A red flag law is legislation, passed at the state level, that allows family members and/or law enforcement authorities to petition a state court to remove guns from individuals who likely pose a threat to themselves or others. The law also prohibits someone who is deemed to pose an immediate threat from purchasing a gun.
The way the law is usually carried out is that a person’s family or local law enforcement request a temporary gun restraining order that lasts, generally, for a short period of time.
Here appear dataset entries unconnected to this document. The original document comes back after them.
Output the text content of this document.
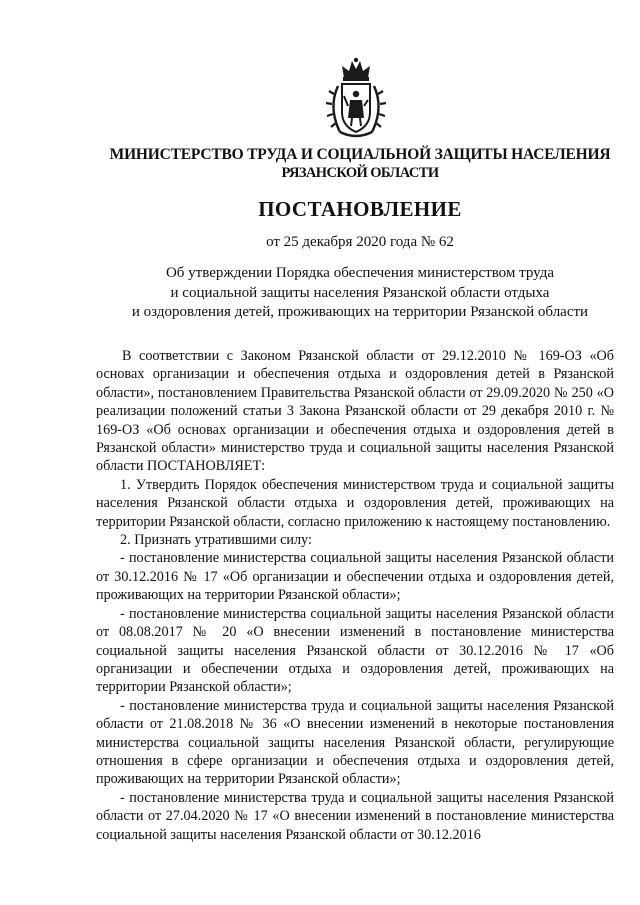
МИНИСТЕРСТВО ТРУДА И СОЦИАЛЬНОЙ ЗАЩИТЫ НАСЕЛЕНИЯ
РЯЗАНСКОЙ ОБЛАСТИ
ПОСТАНОВЛЕНИЕ
от 25 декабря 2020 года № 62
Об утверждении Порядка обеспечения министерством труда
и социальной защиты населения Рязанской области отдыха
и оздоровления детей, проживающих на территории Рязанской области

В соответствии с Законом Рязанской области от 29.12.2010 № 169-ОЗ «Об основах организации и обеспечения отдыха и оздоровления детей в Рязанской области», постановлением Правительства Рязанской области от 29.09.2020 № 250 «О реализации положений статьи 3 Закона Рязанской области от 29 декабря 2010 г. № 169-ОЗ «Об основах организации и обеспечения отдыха и оздоровления детей в Рязанской области» министерство труда и социальной защиты населения Рязанской области ПОСТАНОВЛЯЕТ:

1. Утвердить Порядок обеспечения министерством труда и социальной защиты населения Рязанской области отдыха и оздоровления детей, проживающих на территории Рязанской области, согласно приложению к настоящему постановлению.

2. Признать утратившими силу:

- постановление министерства социальной защиты населения Рязанской области от 30.12.2016 № 17 «Об организации и обеспечении отдыха и оздоровления детей, проживающих на территории Рязанской области»;

- постановление министерства социальной защиты населения Рязанской области от 08.08.2017 № 20 «О внесении изменений в постановление министерства социальной защиты населения Рязанской области от 30.12.2016 № 17 «Об организации и обеспечении отдыха и оздоровления детей, проживающих на территории Рязанской области»;

- постановление министерства труда и социальной защиты населения Рязанской области от 21.08.2018 № 36 «О внесении изменений в некоторые постановления министерства социальной защиты населения Рязанской области, регулирующие отношения в сфере организации и обеспечения отдыха и оздоровления детей, проживающих на территории Рязанской области»;

- постановление министерства труда и социальной защиты населения Рязанской области от 27.04.2020 № 17 «О внесении изменений в постановление министерства социальной защиты населения Рязанской области от 30.12.2016
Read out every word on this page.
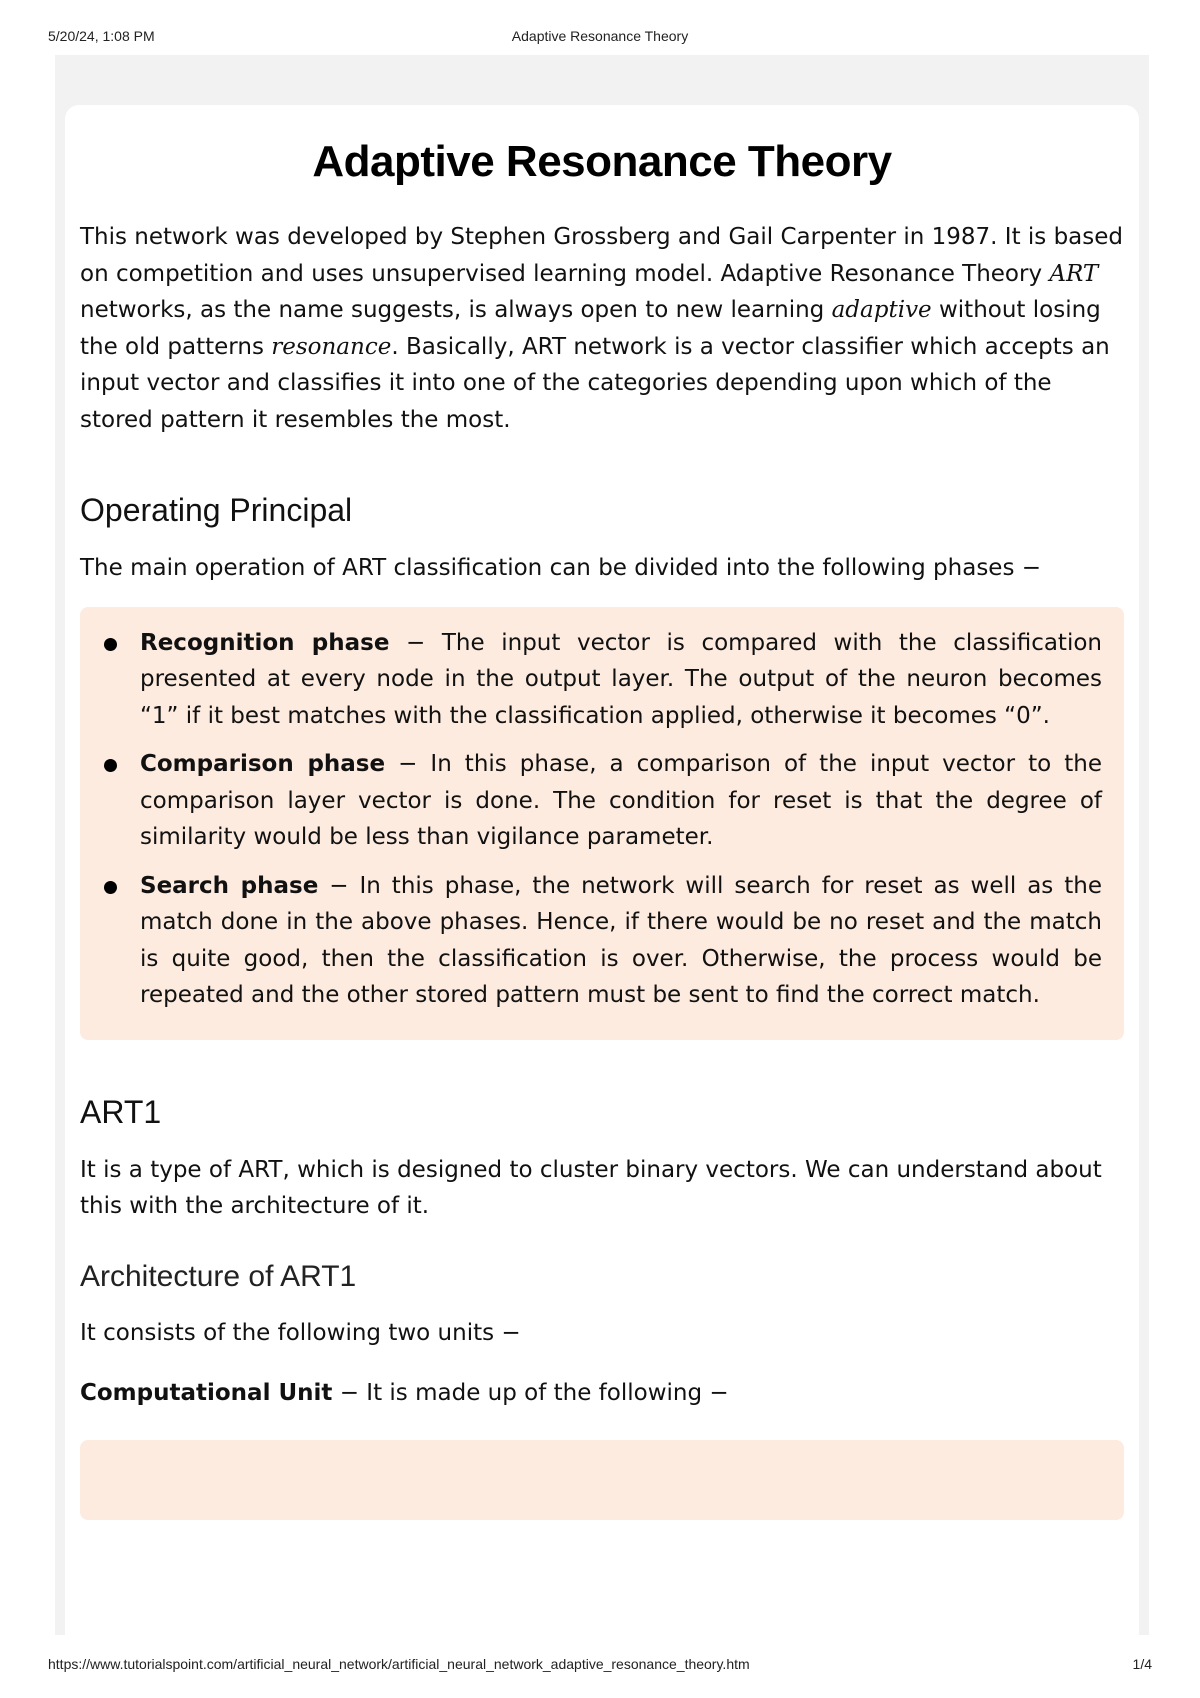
5/20/24, 1:08 PM	Adaptive Resonance Theory
Adaptive Resonance Theory

This network was developed by Stephen Grossberg and Gail Carpenter in 1987. It is based on competition and uses unsupervised learning model. Adaptive Resonance Theory ART networks, as the name suggests, is always open to new learning adaptive without losing the old patterns resonance. Basically, ART network is a vector classifier which accepts an input vector and classifies it into one of the categories depending upon which of the stored pattern it resembles the most.

Operating Principal

The main operation of ART classification can be divided into the following phases −

Recognition phase − The input vector is compared with the classification presented at every node in the output layer. The output of the neuron becomes “1” if it best matches with the classification applied, otherwise it becomes “0”.
Comparison phase − In this phase, a comparison of the input vector to the comparison layer vector is done. The condition for reset is that the degree of similarity would be less than vigilance parameter.
Search phase − In this phase, the network will search for reset as well as the match done in the above phases. Hence, if there would be no reset and the match is quite good, then the classification is over. Otherwise, the process would be repeated and the other stored pattern must be sent to find the correct match.
ART1

It is a type of ART, which is designed to cluster binary vectors. We can understand about this with the architecture of it.

Architecture of ART1

It consists of the following two units −

Computational Unit − It is made up of the following −

https://www.tutorialspoint.com/artificial_neural_network/artificial_neural_network_adaptive_resonance_theory.htm	1/4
A hearing is held at which the person can respond to the evidence against him or her, and then the judge issues a final order.
If the judge determines the person is a risk to himself or others, he can order the person to turn in his gun over to state authorities for a certain period of time.
The laws, known as Gun Violence Restraining Orders or Extreme Risk Protection Orders, allow for only temporary removal of guns. Depending on the state, authorities generally may take possession of guns for up to a year, though another court hearing can extend the period that a gun may be held.
Which state has red flag laws?
Fifteen states currently have passed red flag laws. They are:
Ohio and Texas legislators have proposed a red flag bill.
Do red flag laws work?
It can be hard to tell if the laws work when it comes to mass shootings. It is impossible to know if the law prevented shooting incidents.
However, some studies have shown that the law seems effective in preventing suicides. A Duke University study in 2016 concluded that Connecticut's red flag law averted around one suicide for every 10 to 20 gun seizure cases. The study looked at 762 gun seizure cases between 1999, when the law was enacted in Connecticut, and 2013.
The study seemed to show that the laws have been most effective when they were used to remove weapons from people threatening to do harm to themselves compared to those who were threatening others.
How many weapons have been seized?
In 2018, more than 1,700 guns were seized in red flag law states after judges determined the individuals were a threat to themselves or others, according to The Associated Press.
What about due process concerns?
Under federal law, a person who is mentally ill is not prohibited from purchasing and possessing a firearm unless that person has been formally, and involuntarily, committed to a mental institution, found not guilty by reason of insanity, or has undergone some other judicial proceeding regarding his or her mental illness.
So, how is it legal to temporarily seize firearms from someone who is exhibiting dangerous behavior?
The NRA and others have argued that red flag laws threaten Second Amendment rights, however, state red flag laws mirror domestic violence laws in most states. Those laws allow for a victim to seek a court order to prevent further acts of abuse.
Those who support red flag laws point out that before a person’s guns would be confiscated, there must be evidence of a history of violence, or, barring that, documented threats that the person has said he or she is considering harming themselves or others.
Gun-rights activists argue that the laws can too easily take a person’s guns based on unproven accusations.
"The biggest issue with all these bills is due process," Dan Reid, western director of the National Rifle Association, told the Las Vegas Review-Journal. "A person is going to lose their rights based on a third-party allegation. They've never been convicted of a crime. They've never been adjudicated mentally ill. That's not how our system of justice should work."
According to the legislative lobbying arm of the NRA the group says that it supports the idea of these laws in general, but opposes the specific versions that have recently passed state legislatures.
The NRA says that any red flag law enacted by state legislatures should include:
- Anyone subject to an ERPO (Extreme Risk Protection Order, another name for red-flag legislation) should have the opportunity to challenge the order with full due-process protections in place.
- An order that confiscates firearms should only be granted when a judge makes the determination, by clear and convincing evidence, that the person poses a significant risk of danger to themselves or others.
- The judge should concurrently make a determination of whether the person meets the state standard for involuntary commitment.
- Whether or not the person meets the state standard for involuntary commitment, the person subject to the ERPO should receive mental health treatment.
- The process should allow firearms to be retained by law-abiding third parties, local law enforcement or a federally licensed firearms dealer when an individual is ordered to relinquish such firearms.
- There should be a mechanism in place for the return of firearms upon the termination of an ERPO.
- The process should include criminal penalties for those who bring false or frivolous charges.
Can Congress do anything about red flag laws?
Lawmakers in both parties have introduced bills that offer an incentive to red flag laws, which is all they can do as red flag laws are state laws, not federal laws.
“We’re beginning on a bipartisan basis,” said Sen. Jack Reed, D-Rhode Island, who is co-sponsoring one version of a red flag law incentive introduced by Sen. Marco Rubio, R-Florida. “It’s been adopted in several states so this is something that has bipartisan support. I hope we can build on the current support and get it through.”
The legislation creates a grant program administered through the Department of Justice that would send states funds to help implement red flag programs.